1. The Wrapped Card: Hash Index
When you tap your personal Wrapped card, the system retrieves your precomputed summary.
-
The Choice: Hash Index on
user_id. -
The Logic: A Hash Index offers $O(1)$ performance. It's designed for handling simultaneous requests from millions of users accessing the app.
2. The "Internals": B+ Tree Index
Some users want to delve deeper and see their full "Recently Played" history from the raw Listens table.
-
The Problem: A Hash Index can't handle a range of records (e.g., "See all songs I played in December").
-
The Choice: B+ Tree Index on the Clustered Listens table.
-
The Win: The B+ Tree locates the "start" of December and scans through the leaf nodes. Since the data is Clustered, this scroll is seamless, like reading a single file.
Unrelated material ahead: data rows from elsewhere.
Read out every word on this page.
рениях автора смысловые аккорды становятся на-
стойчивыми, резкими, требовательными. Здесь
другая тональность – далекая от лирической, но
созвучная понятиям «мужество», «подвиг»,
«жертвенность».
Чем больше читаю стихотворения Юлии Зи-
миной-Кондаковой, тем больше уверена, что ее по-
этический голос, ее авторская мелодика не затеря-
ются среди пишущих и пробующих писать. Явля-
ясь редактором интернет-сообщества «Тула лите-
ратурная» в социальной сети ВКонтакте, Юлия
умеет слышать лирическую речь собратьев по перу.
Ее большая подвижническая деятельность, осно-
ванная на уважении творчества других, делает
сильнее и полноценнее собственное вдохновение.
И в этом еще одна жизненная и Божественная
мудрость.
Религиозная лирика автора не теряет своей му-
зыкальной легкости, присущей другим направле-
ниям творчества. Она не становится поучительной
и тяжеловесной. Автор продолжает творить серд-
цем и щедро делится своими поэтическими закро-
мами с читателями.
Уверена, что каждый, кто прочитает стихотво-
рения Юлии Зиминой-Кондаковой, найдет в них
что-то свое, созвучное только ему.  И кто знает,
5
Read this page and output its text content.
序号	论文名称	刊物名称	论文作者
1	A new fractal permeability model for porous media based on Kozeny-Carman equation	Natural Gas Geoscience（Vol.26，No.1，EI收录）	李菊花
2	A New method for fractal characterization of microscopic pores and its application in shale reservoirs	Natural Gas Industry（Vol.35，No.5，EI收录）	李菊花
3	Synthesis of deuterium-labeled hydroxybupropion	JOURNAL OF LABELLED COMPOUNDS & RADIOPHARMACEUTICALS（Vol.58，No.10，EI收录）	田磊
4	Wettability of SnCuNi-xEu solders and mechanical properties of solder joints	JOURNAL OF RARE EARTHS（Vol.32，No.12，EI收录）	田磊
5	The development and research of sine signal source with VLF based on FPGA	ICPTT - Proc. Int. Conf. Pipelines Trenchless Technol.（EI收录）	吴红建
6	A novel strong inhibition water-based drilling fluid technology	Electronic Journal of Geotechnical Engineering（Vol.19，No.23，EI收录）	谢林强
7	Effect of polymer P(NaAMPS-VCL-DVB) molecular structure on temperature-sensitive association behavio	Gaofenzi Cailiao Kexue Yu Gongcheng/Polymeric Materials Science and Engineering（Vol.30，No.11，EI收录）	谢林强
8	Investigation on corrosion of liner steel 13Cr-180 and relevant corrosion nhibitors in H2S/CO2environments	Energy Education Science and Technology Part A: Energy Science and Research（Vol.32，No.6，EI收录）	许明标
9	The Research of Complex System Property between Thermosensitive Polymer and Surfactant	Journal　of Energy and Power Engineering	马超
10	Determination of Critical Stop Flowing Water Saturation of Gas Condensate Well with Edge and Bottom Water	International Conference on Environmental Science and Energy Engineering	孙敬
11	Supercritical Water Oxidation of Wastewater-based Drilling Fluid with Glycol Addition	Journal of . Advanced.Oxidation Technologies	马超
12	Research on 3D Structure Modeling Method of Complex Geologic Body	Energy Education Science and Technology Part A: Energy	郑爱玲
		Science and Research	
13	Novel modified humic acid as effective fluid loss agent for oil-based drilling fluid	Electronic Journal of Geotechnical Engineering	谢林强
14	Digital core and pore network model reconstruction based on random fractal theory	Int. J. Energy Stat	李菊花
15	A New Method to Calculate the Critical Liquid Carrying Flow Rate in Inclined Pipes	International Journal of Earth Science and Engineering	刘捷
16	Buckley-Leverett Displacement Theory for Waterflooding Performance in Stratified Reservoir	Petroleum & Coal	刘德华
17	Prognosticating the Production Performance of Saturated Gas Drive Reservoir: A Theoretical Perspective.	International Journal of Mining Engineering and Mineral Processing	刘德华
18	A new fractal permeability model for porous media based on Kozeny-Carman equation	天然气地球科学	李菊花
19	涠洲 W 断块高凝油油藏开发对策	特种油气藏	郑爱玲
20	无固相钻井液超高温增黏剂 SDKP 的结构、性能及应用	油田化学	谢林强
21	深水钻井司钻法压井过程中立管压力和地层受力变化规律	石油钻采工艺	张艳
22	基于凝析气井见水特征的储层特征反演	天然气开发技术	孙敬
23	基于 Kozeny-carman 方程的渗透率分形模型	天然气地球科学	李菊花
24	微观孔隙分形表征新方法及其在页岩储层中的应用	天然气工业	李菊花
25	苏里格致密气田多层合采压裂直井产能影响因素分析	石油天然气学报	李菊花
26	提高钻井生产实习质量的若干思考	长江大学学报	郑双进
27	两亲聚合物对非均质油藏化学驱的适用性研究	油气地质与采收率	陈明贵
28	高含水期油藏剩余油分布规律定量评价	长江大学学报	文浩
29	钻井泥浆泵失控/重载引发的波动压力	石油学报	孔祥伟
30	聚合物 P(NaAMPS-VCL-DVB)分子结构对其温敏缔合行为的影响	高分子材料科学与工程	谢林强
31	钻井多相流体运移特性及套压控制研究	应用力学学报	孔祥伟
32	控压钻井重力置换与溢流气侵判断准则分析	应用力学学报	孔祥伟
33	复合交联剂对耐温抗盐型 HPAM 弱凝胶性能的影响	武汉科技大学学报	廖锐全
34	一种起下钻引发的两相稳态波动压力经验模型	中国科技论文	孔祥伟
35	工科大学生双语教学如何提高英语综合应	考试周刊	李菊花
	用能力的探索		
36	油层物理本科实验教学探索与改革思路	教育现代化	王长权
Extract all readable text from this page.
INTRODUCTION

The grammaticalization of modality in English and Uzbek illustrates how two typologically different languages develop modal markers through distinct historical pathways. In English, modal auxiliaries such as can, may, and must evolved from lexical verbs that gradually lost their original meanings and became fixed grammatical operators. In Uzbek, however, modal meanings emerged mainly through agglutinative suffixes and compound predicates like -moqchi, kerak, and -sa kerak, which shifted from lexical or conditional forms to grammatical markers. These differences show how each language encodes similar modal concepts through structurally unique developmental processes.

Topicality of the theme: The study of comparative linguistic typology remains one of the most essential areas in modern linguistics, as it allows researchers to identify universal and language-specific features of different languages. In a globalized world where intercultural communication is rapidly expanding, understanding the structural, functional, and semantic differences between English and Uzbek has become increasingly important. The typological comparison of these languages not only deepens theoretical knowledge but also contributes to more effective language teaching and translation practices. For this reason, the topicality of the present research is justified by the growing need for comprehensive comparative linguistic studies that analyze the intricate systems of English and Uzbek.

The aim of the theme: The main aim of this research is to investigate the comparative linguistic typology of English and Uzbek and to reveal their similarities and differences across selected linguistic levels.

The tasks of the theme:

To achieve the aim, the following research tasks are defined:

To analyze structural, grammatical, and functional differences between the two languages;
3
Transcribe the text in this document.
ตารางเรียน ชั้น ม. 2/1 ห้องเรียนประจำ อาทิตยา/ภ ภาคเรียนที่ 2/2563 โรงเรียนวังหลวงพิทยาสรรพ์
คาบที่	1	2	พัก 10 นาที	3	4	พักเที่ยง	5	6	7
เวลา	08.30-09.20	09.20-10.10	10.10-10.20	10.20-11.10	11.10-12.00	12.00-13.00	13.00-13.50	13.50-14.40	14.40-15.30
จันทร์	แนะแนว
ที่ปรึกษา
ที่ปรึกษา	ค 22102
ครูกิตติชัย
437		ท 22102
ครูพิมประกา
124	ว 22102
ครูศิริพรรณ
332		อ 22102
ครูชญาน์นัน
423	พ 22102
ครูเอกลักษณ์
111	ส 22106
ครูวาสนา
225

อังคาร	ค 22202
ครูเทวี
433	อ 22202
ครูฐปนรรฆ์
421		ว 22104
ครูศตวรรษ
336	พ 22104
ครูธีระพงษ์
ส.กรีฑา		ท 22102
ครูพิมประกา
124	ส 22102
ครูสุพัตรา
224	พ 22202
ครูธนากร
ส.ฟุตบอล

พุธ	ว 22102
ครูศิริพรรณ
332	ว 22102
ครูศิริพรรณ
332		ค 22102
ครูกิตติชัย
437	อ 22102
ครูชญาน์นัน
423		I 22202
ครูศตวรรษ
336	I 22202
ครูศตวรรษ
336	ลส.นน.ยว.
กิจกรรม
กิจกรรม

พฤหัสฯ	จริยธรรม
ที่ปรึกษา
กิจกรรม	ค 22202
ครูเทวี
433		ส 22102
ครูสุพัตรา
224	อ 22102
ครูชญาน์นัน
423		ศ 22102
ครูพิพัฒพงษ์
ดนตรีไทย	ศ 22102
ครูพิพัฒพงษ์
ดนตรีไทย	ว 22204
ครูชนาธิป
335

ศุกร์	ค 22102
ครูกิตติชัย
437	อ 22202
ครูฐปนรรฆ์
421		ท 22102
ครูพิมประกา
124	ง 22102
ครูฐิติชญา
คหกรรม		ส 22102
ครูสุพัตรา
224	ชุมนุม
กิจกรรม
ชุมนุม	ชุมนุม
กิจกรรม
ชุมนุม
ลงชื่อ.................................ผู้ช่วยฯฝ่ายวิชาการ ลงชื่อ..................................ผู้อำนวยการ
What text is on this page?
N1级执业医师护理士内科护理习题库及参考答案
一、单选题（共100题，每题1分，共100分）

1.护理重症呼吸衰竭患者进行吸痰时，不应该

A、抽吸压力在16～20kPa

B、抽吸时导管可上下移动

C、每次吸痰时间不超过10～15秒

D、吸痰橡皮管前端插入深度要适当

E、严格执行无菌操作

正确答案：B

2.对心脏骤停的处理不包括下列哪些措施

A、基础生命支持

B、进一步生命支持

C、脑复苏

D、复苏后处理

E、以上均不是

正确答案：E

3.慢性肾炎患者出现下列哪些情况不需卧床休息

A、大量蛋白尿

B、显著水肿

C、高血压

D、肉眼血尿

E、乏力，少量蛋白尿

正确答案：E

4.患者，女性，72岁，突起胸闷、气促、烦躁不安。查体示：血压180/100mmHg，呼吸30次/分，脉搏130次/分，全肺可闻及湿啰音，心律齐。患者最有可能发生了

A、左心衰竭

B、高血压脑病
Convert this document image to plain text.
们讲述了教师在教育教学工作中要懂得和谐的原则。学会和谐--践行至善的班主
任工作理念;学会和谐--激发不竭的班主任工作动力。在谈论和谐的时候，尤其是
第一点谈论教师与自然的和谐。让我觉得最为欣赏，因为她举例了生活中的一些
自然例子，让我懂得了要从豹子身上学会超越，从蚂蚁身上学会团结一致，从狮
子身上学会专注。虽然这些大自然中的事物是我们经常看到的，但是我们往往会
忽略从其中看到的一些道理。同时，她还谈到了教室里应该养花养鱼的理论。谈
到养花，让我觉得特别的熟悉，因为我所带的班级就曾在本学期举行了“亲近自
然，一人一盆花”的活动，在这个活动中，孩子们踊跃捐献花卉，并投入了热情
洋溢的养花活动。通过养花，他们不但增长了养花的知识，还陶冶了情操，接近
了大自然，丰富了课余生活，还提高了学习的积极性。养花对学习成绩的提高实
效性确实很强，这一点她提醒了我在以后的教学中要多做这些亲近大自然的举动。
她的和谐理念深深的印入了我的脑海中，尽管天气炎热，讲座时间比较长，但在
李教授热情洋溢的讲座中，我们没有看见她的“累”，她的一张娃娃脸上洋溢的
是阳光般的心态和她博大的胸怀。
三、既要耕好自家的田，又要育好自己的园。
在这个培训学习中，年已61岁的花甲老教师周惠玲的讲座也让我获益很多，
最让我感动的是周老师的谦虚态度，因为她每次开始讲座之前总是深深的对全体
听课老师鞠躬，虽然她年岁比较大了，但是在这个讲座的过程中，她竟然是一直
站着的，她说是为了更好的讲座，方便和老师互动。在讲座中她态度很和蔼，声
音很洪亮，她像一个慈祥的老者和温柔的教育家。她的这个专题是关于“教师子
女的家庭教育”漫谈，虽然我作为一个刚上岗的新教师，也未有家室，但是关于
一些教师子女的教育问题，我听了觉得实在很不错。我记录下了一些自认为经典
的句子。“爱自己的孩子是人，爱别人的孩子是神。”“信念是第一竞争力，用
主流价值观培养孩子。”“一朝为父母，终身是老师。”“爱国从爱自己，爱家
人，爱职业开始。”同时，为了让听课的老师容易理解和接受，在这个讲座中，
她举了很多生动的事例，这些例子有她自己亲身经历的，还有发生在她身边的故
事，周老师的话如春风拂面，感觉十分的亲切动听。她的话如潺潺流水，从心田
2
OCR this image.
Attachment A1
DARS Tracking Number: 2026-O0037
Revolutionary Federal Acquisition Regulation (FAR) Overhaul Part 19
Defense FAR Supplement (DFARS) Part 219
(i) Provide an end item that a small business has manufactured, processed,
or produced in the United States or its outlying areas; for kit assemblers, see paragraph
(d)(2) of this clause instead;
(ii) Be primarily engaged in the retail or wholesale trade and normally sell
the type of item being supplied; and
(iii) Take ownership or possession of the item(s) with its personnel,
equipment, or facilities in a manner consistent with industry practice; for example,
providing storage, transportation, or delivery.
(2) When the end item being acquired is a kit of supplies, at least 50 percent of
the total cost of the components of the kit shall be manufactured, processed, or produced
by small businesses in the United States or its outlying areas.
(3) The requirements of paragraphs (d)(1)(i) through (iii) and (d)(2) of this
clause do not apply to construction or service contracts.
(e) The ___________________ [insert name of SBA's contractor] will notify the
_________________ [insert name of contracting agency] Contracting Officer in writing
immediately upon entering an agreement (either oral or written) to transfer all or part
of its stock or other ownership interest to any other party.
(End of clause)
The Tradeoff: The One-Dimension Rule
A table can only be clustered (sorted) by one dimension at a time. Clustering is a physical sort, so data can't sit in two different orders simultaneously.
-
Sorted by User (Wrapped Mode): Data is stored as
(user_id, listen_time). This makes Wrapped calculations and personal history deep-dives instant ($O(N)$ sequential scan). -
Sorted by Artist (Discography Mode): If Spotify wanted to identify the "Top 10 Fans of Taylor Swift," clustering by
(artist_id, user_id)would be optimal. -
The Conflict: If you cluster by Artist, computing a single user's Wrapped becomes Unclustered (and slow).
The Solution: At Spotify's scale, they often maintain multiple copies of the same table, each clustered differently to support various features.
Final Takeaway: "Clustering" handles the heavy lifting of batch processing. "Hashing" is for instant search. "B+ Trees" navigate through time and data landscapes.